Closed ilyaigpetrov closed 6 years ago

acvetkov commented 7 years ago

@ilyaigpetrov Hi.

Can you give some examples, when you need to override chrome api methods?

ilyaigpetrov commented 7 years ago

Can you give some examples, when you need to override chrome api methods?

  1. Contrived example:
    1. Whenever somebody does chrome.foo.set('bar') you want to also know the date of the last change to foo.
    2. You can't control other extensions that call chrome.foo.set and how they do it.
  2. Real example. chrome.proxy.settings.set may be used to set a PAC script (a script that for each request returns what proxy to use if any). Now imagine that you don't set PAC script yourself, but if somebody sets it you want some modifications to be held. E.g. you want to guarantee that only secure proxies are used, or you want proxies returned by PAC script to work only on httpS sites, or maybe you just want to attach modification date as metadata inside the PAC script (for some reason), etc., etc.
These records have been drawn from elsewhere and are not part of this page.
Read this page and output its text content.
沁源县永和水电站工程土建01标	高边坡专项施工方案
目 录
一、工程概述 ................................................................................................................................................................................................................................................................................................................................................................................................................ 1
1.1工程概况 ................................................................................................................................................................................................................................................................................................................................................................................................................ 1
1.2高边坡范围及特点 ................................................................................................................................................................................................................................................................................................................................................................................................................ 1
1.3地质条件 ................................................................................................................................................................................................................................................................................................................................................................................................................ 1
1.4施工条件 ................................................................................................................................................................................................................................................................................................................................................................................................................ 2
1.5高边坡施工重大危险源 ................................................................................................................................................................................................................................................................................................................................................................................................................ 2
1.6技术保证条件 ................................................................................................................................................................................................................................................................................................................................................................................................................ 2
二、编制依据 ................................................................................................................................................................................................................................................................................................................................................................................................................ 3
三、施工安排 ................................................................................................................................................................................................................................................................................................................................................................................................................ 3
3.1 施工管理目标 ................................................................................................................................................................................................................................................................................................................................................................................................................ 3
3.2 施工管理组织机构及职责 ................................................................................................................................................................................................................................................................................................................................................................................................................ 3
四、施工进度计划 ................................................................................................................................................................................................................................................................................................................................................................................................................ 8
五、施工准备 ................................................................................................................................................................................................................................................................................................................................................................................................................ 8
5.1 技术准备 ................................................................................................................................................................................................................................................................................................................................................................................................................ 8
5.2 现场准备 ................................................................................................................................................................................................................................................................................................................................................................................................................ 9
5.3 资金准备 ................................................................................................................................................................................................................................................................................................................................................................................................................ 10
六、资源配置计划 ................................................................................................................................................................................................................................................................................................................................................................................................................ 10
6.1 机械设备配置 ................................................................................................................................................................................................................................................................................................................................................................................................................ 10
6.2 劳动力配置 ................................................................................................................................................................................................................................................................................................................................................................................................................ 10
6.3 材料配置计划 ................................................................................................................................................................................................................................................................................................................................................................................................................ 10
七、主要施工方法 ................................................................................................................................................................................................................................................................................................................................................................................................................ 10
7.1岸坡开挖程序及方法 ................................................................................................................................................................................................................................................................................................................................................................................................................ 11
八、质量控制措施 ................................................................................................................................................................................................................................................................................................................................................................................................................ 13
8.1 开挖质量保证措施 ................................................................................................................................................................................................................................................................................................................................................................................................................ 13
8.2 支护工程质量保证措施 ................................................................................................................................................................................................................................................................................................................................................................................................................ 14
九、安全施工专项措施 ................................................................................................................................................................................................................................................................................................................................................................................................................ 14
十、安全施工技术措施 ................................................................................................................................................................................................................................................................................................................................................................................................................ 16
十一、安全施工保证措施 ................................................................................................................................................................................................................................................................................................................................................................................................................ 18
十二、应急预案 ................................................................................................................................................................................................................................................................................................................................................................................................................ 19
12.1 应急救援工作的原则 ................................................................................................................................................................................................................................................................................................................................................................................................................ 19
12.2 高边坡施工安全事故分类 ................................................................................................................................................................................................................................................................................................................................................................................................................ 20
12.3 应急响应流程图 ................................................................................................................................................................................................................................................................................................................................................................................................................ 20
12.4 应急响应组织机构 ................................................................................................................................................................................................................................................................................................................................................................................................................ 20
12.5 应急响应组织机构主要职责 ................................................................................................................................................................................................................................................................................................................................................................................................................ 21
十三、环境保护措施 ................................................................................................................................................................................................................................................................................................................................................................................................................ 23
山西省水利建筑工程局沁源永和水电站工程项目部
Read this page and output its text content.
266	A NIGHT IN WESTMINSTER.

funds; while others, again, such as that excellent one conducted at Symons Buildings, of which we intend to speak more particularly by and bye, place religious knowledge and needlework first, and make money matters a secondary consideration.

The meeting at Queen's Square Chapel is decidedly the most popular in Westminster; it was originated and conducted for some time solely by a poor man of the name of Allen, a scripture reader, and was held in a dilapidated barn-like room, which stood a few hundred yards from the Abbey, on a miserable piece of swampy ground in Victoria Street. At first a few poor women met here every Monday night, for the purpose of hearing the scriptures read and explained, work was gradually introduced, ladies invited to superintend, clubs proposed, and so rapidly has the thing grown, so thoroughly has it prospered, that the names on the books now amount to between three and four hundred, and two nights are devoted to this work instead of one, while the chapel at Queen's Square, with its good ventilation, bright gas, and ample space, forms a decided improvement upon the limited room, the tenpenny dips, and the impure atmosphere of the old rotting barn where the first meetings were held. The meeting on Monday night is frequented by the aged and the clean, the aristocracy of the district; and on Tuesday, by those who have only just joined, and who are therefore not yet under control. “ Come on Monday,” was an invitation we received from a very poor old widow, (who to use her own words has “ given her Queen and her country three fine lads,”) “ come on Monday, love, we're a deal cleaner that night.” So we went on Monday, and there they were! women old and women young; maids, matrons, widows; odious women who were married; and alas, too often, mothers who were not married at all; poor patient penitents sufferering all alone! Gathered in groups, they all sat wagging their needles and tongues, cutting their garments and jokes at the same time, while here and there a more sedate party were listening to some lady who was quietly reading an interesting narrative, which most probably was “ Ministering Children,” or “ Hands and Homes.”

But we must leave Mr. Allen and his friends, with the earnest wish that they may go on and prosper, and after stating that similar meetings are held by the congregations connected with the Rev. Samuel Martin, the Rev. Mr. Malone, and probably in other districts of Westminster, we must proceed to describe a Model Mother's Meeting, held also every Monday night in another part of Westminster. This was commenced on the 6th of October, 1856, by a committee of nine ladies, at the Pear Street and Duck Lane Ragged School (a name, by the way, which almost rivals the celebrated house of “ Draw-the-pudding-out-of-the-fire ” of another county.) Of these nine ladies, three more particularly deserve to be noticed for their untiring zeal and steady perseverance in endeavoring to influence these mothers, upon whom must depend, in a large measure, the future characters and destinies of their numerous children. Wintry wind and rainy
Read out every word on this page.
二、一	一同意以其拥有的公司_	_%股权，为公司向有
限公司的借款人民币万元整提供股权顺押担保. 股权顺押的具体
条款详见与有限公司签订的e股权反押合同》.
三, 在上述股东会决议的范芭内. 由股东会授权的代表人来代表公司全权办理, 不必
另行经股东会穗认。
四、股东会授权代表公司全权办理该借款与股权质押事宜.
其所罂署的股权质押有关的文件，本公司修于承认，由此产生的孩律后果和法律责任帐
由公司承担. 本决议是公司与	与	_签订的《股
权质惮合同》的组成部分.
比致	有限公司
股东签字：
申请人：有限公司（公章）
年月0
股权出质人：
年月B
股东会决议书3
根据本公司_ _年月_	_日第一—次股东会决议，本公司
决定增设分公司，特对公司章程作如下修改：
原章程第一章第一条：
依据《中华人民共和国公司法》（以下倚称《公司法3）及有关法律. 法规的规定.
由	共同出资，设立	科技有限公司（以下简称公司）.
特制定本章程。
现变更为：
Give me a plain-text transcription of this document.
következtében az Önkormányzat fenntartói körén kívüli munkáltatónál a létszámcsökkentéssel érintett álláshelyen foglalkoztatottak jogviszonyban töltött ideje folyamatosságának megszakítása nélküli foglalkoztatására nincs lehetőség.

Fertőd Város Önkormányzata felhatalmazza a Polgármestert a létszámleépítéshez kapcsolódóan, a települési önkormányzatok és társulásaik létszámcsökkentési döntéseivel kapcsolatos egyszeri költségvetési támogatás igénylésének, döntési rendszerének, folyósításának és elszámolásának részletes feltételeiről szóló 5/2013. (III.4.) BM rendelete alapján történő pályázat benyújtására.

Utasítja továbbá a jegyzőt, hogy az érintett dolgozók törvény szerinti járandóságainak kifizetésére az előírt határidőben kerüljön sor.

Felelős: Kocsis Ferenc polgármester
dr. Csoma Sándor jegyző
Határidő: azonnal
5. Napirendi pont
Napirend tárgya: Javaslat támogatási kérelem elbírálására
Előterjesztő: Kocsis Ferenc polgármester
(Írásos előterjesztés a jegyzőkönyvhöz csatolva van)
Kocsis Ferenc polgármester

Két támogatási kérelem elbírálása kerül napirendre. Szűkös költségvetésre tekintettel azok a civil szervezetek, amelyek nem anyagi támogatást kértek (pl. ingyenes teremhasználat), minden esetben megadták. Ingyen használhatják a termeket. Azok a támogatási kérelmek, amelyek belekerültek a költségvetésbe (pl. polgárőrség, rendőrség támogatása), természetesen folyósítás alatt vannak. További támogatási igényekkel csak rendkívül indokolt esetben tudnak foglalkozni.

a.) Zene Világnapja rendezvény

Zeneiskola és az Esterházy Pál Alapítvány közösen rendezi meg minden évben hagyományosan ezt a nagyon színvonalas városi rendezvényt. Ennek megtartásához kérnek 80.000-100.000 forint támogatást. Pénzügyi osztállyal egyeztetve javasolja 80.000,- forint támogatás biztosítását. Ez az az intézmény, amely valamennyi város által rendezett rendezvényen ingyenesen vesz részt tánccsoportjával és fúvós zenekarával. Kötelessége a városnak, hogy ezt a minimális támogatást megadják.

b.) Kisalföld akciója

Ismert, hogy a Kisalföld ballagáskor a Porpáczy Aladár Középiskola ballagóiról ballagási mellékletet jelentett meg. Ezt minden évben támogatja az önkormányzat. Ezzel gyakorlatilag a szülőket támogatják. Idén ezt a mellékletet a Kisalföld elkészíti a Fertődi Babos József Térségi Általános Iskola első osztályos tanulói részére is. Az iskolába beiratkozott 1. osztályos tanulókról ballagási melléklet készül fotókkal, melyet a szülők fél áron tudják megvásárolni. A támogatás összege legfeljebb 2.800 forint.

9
You don't want to care who sets PAC script and you don't want to control how they set it, you don't want to create tight coupling between PAC modifier and PAC setter. You just want to guarantee some props of the PAC script being set.
ilyaigpetrov commented 7 years ago

You should separate changes that brings new functionality from infrastructure changes (common refactoring)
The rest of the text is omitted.